Par Charles-Louis Detournay le 6 juillet 2009                      Lien  
Entre {Luuna, Kookaburra, Atalante, Ishanti, Nahomi} et les autres, difficile de mesurer l'impact de Crisse sur la mouvance actuelle. Ses univers sont foisonnants, permettant à de nombreux auteurs de s'y lâcher !

Crisse est un auteur surprenant. Vous l’avez sans doute découvert avec Nahomi, cette jeune héroïne du journal Tintin : en avance sur son temps, son trait mignon, sa jeune héroïne, ses récits fantaisistes et asiatiques étaient par trop avant-gardistes pour attirer les foules. Pourtant, avec le temps, son talent se développa, ses héroïnes se firent femmes, ses intrigues et ses dessins devinrent plus sombres, comme dans L’Épée de Cristal et Perdita Queen.. Après cette traversée chez Vents d’Ouest, c’est Soleil qui accueille cet auteur qui ne cesse de multiplier les univers.

Rattrapé par une nouvelle génération de lecteurs, c’est l’explosion du foisonnant Kookaburra, de la splendide Luuna, de la mythologique Atalante. Mais, à tout seigneur, tout honneur, revenons d’abord à Nahomi, dernièrement remise au goût du jour !

Crisse : « Je dessine la femme que j'aurais aimé être » (1/2)
© Crisse - Le Lombard

« Il y a peu, une intégrale de Nahomi a enfin été publiée, reprenant une bonne dose d’inédits en albums. Comment cette aventure est-elle arrivée à son terme ?

Plusieurs petits éditeurs, comme Clair de Lune par exemple, désiraient avoir Nahomi dans leur catalogue. Le Lombard n’était pas contre, mais le prix demandé par planche était assez prohibitif, ce qui a souvent bloqué ces diverses démarches. Et 2007, voyant que Crisse marchait chez d’autres éditeurs, le Lombard s’est alors souvenu de ces récits qui dormaient chez eux depuis presque vingt-cinq ans.
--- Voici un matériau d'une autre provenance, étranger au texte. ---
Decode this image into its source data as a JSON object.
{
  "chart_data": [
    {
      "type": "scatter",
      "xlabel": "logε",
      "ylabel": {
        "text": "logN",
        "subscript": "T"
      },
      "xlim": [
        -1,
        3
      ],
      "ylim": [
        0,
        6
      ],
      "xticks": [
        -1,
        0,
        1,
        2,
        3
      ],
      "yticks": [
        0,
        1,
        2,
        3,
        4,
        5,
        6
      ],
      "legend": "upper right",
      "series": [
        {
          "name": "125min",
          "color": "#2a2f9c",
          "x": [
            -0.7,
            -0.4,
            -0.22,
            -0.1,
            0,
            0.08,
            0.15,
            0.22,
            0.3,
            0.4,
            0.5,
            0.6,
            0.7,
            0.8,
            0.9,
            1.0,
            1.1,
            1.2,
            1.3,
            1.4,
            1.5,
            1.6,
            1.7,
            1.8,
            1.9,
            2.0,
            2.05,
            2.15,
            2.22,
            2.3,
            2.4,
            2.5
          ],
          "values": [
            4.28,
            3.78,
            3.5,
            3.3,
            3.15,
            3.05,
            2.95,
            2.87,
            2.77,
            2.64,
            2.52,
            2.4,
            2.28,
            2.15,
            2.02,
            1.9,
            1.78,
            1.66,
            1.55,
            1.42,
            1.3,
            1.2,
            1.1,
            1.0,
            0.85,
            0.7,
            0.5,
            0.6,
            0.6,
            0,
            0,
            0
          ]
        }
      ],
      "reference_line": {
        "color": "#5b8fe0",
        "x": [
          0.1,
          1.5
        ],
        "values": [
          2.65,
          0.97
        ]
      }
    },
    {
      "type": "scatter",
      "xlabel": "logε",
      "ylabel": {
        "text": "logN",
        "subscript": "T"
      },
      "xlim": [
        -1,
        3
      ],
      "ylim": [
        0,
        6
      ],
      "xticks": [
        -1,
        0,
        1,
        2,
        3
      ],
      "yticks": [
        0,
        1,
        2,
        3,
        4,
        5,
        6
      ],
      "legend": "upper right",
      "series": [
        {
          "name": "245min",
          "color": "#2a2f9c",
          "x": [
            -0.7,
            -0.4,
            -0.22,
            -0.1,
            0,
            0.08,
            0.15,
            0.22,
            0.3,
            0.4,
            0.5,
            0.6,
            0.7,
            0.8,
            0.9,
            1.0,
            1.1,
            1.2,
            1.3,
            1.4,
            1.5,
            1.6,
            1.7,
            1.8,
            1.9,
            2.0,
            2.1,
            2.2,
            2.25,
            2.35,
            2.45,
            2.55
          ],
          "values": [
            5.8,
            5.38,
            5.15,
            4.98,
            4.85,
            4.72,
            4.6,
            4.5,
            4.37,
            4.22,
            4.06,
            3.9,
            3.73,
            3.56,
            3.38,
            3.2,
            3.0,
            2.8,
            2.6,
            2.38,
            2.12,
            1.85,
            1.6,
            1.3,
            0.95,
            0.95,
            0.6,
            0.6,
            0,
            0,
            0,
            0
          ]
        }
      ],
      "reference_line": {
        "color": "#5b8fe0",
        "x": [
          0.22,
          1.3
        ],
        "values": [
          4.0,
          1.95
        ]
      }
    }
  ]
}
D’où cette idée d’intégrale qui m’a autant surprise qu’enchantée. Il a fallu une grosse année pour exhumer l’ensemble, et retrouver les courts récits parus dans les Tintin et Super Tintin.

J’ai ainsi pu remarquer que vous aviez d’ailleurs replacé un récit nommé les Sorciers Maudits, qui donne beaucoup de cohérence au monde de Nahomi, alors que dans la première édition, au sein de la collection BedéChouette, elle était passée à la trappe !

Dans la première édition, nous voulions plutôt regrouper de petites histoires magiques, et Les Sorciers Magiques étaient moins Kawaii, moins mignons que les autres. On l’a replacé pour respecter la chronologie du récit. Le tirage de 10.000 exemplaires est plus que conséquent, et de belles affiches ont également été réalisées. Cela m’a d’ailleurs fait rire car François Pernot, responsable Dupuis-Dargaud-Lombard, m’a dit : « Bienvenue à la maison ! », alors qu’à l’époque, on m’avait plutôt montré la porte ! Mais en définitive, je suis ravi de cette publication en intégrale. D’ailleurs, je la regarde avec beaucoup de nostalgie, tout en voyant dans le même temps, plein d’éléments qui vont se mettre en place dans le futur : c’est assez magique !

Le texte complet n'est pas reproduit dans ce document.